Playability The rules are not overly complicated and are layed out in well with plenty of examples. Read on their own they make sense but as with most games reading and playing the first round helps the understanding of the subtleties.
The main board represents areas of the world, rather than just a map they have gone for a more stylised representation which works really well with the theme. Showing trade routes, and cities as well as shipping tracks.
The aim of the game is to build your empire improving in various aspects of Culture, Finance, Industry & Political. These build towards your Glory points at the end of the game with the winner being the one with the most Glory at the end.
Played over seven rounds, marked cleverly by the fact the players have to build a building each round. These buildings can provide improvements to the four aspects mentioned above, or actions you can use later in the round. Your level of culture determines how much population growth you have and these are used to activate buildings and explore the world.
Players start in Europe & The Mediterranean and through their actions spread out to other areas of the world. As players occupy and ship they collect Trade tokens, completing trade routes also wins a player trade tokens. These tokens increase your Culture, Finance, Politics and Industry tracks which then give you various benefits during the game and provide Glory Points for the final scoring. Also amongst the Trade Tokens are blue tokens which can be discarded to take additional actions.
Each region has a stack of cards which provide a variety of rewards, the top card of most of the Decks is a Governor card which is gained by having the most pieces on the shipping track for that region when it is completed. Once a shipping track is complete the regions is OPEN meaning players can occupy cities, or draw cards as long as they have enough pieces in the area to match the cost of the card. These cards again, like the trade tokens increase your Culture, Finance, Politics and Industry tracks.
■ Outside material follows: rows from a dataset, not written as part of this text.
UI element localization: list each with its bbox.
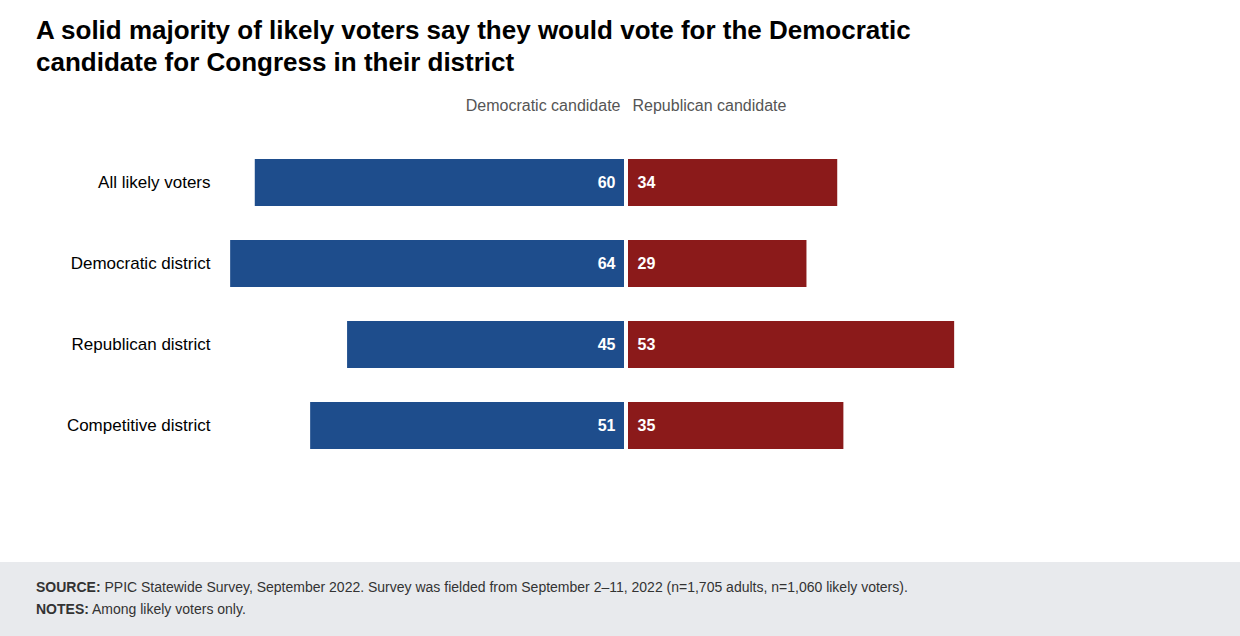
svg-text:Democratic district: Democratic district	[71, 254, 211, 273]
svg-text:60: 60	[598, 174, 616, 191]
svg-text:35: 35	[638, 417, 656, 434]
svg-text:Competitive district: Competitive district	[67, 416, 211, 435]
html-text:A solid majority of likely vot: A solid majority of likely voters say th…	[36, 15, 911, 77]
svg-text:All likely voters: All likely voters	[98, 173, 210, 192]
html-text:SOURCE: PPIC Statewide Survey,: SOURCE: PPIC Statewide Survey, September…	[36, 579, 908, 595]
svg-text:Republican district: Republican district	[72, 335, 211, 354]
svg-text:Democratic candidate: Democratic candidate	[466, 97, 621, 114]
svg-text:64: 64	[598, 255, 616, 272]
svg-text:53: 53	[638, 336, 656, 353]
svg-text:34: 34	[638, 174, 656, 191]
svg-text:45: 45	[598, 336, 616, 353]
svg-text:Republican candidate: Republican candidate	[633, 97, 787, 114]
html-text:NOTES: Among likely voters onl: NOTES: Among likely voters only.	[36, 601, 246, 617]
svg-text:29: 29	[638, 255, 656, 272]
svg-text:51: 51	[598, 417, 616, 434]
In the starting area you have two stacks, one of which is a slavery deck, this rewards the players in the normal way buthas a down side. If the players ever have to discard a slavery card it is kept face down as it counts as negative glory for final scoring. Also the other desk has an abolition of slavery card which when taken means all players with slavery cards have to discard them. This can be quite a useful tactic as not only will those players have glory taken away but when they lose the cards they also have to lose the track rewards they received as well.
This is a really good game, not overly complex but does require careful observation of other players actions as they will have an impact on what you will do on your turn. As this is only played over seven rounds you find the action ramps up in the final rounds as players have amassed extra actions and population.
In conclusion this is a worthy addition to my collection and will see a lot of play, the random setup will mean that no two games will be alike.
What do you think about the notion of having all trade tokens placed face down at the beginning? This would certainly add unpredictability to the progress of the status tracks.
Not a good idea. It would remove a lot of the strategy, and make things too random. There's a fair bit of maneuvering for getting the token you want (to let you keep that extra card, or to let you occupy a city with your last token, or whatever), and situations where you have to choose between getting the token you want and going into the region you want. Face-up is much better than face-down would be.